Cette femme a un culot monstre. Elle donne son avis, comme si elle avait la moindre idée de la réalité de l'histoire d'Edouard et Hortense. Elle utilise sa propre vie en exemple, comme si elle était en capacité de juger si leurs situations respectives sont comparables. Pire, ses mots rendent insignifiant et font paraître toxique l'embryon de relation qui, aux yeux d'Hortense, reste malgré tout une chose chargée de sens. Cette suffisance ! Comme si elle connaissait tout à la vie : « Ça ne sert à rien de se prendre la tête ainsi, Edouard. C'est ton choix, au final. Avec le père d'Ilana, j'ai été là où tu es aujourd'hui. La première fois que j'ai gardé pour moi la nouvelle de la publication d'un nouvel article de peur de le froisser en exhibant mon succès professionnel, j'ai trahi pour lui un de mes principes. Et ce n'est pas juste un principe que j'ai trahi, c'est l'image que j'avais de moi. Je suis devenue, pour lui, moins que ce que j'avais envie d'être. J'avais, j'ai toujours d'ailleurs, envie de pouvoir parler de ce qui me passionne, de m'autoriser à être fière de moi, indépendante, ambitieuse ; d'être moi, tout simplement. Et, pour lui, j'ai arrêté de l'être. Maintenant qu'il n'est plus dans ma vie et que je suis redevenue pleinement moi, je ne peux que considérer que c'était une erreur, et te conseiller de ne pas faire la même. »
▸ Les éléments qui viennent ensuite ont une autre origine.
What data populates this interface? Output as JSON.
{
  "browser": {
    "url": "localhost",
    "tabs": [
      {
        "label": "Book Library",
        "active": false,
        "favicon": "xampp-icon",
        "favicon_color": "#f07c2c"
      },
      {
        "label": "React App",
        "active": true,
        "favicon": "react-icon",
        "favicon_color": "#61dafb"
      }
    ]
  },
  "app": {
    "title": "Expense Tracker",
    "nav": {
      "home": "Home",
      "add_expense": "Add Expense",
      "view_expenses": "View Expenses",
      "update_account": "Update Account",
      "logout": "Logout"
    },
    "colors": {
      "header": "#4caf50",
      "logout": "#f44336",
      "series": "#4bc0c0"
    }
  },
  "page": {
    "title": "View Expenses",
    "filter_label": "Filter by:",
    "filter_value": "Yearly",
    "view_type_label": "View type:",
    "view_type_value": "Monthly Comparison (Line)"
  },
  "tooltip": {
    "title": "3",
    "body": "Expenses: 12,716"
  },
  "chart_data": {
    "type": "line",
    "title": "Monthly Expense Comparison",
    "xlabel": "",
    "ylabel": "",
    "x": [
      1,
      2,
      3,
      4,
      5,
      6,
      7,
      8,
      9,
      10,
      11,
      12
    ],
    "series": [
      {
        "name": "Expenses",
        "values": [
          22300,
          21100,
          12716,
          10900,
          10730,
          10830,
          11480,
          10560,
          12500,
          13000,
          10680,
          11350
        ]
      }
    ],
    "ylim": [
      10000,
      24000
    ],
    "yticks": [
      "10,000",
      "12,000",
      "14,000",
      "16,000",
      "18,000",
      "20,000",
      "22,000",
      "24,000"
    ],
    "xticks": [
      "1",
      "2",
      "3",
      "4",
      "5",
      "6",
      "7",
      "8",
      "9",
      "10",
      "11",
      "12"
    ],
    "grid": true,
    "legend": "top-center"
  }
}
Après avoir affiché aussi clairement son point de vue, la femme semble essayer de se rétracter ; comme si elle avait peur que ne devienne trop visible qu'elle préférerait qu'Edouard soit libre et disponible pour elle. Elle rajoute des nuances, qui au final n'annulent en rien son propos initial et le sens de sa suggestion : « Mais je sais aussi que ça a marché, pendant un temps, et que malgré tout, notre histoire a généré du bonheur et valu la peine d'être vécue. Je sais que cette concession là était trop pour nous deux, mais que certaines concessions entrent dans l'équilibre d'un couple sans conduire à un échec. Je sais aussi que ce n'était pas totalement une erreur, parce que, grâce à tout ça, Ilana est là. Elle est la meilleure chose dans ma vie, mais je suis aussi consciente que, si je n'avais pas fait d'effort pour Célestin, j'aurais probablement rencontré un autre homme, eu un autre enfant, et qu'alors cet enfant là serait la meilleure chose dans ma vie. Je ne regretterais pas Ilana, parce qu'elle n'existerait pas. Comme je ne regrette pas cet autre enfant que je n'ai pas eu, vu qu'il n'existe pas. Chaque choix nous mène sur une route, et si tu crois un tant sois peu en ce message que nous avons reçu, tu peux le prendre comme une promesse que le choix que tu vas faire sera celui qui t'emmènera sur la route contenant le plus d'épanouissement pour toi. »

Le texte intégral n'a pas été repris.